Un conflit porté devant la Cour de Cassation a eu pour effet de montrer que les banques peuvent traiter les investisseurs particuliers détenant plusieurs biens immobiliers locatifs comme des professionnels.

Théoriquement, un particulier est soumis au Code de la consommation lorsqu’il acquiert des biens, dont font partie les logements. La Cour de Cassation vient récemment d’indiquer qu’il existe des exceptions à cette règle. Par un arrêt du 22 juin dernier (Cass. Civ 1, 22.6.2017, B 16-18.718), la Cour de cassation a, en effet, rappelé que l’acquisition de plusieurs logement locatifs pouvait, à elle seule, faire perdre la qualité de « consommateur » à un client qui devient alors « professionnel ». Ce nouveau qualificatif change beaucoup de choses, car c’est alors le Code du Commerce qui s’applique. En matière de droits et devoirs bancaires, la norme n’est plus la même. Par exemple, la banque dispose d’un délai de cinq ans, et non plus de deux ans seulement, pour réclamer le paiement de chaque échéance impayée et pour saisir la justice.

Cette nouvelle information concerne les logements loués « nus », puisque pour les meublés, les règles sont déjà claires : la qualité de professionnel est automatiquement décrétée si le revenu annuel de cette activité dépasse 23.000 € taxes comprises.

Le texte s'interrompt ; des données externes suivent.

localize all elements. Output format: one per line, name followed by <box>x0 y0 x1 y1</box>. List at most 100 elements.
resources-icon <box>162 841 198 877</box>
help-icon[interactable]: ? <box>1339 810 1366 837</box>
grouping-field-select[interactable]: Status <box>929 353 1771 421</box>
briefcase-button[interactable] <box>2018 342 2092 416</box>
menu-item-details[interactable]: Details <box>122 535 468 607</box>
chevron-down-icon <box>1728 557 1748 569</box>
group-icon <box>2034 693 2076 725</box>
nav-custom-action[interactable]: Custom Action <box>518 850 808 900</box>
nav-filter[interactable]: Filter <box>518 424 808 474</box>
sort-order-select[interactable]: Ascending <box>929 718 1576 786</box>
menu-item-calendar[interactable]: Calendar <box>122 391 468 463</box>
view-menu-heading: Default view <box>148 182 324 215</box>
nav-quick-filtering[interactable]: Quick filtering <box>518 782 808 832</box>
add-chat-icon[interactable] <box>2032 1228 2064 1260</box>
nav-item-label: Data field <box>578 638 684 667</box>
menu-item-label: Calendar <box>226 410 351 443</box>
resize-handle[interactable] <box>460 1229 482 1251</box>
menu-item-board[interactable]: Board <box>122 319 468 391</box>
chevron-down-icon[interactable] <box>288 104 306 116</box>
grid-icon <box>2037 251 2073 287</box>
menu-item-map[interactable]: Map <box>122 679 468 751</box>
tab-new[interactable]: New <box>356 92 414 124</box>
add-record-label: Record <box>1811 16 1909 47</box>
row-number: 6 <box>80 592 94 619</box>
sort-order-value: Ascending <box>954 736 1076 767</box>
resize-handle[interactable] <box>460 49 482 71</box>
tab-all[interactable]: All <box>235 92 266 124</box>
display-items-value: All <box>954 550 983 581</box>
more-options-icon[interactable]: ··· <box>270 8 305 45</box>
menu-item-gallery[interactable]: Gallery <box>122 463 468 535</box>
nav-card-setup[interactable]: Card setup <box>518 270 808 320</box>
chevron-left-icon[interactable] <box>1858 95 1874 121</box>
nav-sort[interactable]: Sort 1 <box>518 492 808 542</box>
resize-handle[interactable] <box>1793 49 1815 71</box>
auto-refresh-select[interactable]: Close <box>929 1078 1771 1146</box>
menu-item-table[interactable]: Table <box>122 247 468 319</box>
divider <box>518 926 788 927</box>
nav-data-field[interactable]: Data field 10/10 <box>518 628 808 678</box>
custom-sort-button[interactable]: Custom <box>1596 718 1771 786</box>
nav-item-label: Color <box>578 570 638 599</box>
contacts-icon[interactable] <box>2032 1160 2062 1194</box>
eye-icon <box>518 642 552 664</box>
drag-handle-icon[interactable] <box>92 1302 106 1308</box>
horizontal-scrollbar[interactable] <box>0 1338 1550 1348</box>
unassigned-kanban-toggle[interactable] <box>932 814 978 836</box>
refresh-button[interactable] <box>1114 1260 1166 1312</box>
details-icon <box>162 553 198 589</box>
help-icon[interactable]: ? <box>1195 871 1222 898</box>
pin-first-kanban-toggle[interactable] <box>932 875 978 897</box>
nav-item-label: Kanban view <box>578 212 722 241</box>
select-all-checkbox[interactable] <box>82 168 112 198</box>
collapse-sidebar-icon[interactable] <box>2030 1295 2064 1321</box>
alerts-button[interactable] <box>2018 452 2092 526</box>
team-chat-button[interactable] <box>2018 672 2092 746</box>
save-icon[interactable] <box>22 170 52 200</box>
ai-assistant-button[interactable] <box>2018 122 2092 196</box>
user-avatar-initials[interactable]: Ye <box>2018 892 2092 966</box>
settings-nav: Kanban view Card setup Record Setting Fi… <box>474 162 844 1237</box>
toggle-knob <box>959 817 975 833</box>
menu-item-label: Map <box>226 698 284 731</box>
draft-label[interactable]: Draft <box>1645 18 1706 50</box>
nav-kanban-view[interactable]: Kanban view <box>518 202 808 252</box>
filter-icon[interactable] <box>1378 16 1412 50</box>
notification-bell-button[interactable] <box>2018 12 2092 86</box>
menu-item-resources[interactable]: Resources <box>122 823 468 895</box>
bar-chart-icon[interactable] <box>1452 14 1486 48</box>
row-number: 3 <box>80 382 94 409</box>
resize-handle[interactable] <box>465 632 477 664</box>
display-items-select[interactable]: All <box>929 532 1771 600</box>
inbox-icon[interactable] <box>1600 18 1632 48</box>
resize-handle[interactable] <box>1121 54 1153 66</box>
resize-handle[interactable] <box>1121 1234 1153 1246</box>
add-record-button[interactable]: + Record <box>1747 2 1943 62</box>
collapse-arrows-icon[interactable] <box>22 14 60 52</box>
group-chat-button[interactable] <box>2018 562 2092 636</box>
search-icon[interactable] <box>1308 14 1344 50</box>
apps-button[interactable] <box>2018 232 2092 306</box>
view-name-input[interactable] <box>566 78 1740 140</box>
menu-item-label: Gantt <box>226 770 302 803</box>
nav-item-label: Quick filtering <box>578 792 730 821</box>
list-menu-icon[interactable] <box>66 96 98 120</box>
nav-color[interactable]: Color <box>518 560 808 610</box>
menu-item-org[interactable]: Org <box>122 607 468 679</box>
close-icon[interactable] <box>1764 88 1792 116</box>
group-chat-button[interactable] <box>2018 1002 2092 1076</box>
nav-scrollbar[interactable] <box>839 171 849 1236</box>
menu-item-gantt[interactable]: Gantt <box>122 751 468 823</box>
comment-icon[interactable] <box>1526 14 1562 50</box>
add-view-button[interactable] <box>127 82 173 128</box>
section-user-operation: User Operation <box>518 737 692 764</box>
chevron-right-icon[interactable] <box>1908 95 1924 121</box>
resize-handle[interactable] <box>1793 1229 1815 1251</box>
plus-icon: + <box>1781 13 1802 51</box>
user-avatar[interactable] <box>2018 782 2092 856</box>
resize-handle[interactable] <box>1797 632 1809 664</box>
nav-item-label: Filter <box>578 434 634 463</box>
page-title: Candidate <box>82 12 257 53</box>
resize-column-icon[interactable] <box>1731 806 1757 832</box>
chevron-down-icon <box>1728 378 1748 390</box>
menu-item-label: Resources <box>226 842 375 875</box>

Dans le cas traité par la Cour de Cassation, un couple avait acheté plusieurs logements locatifs en vue d’augmenter ses revenus à l’heure de la retraite. Face aux difficultés de remboursement et à la demande des banques prêteuses, la Cour a décidé que l’importance de l’activité de location rendait l’activité « professionnelle » et que les banques étaient donc en droit de se référer au Code du Commerce. Cette qualification de « professionnel » peut donc s’appliquer même si le contrat de crédit fait expressément référence au Code de la Consommation, comme c’était le cas dans cette affaire, ou si l’activité demeure accessoire pour le loueur et qu’elle ne constitue pas son activité principale.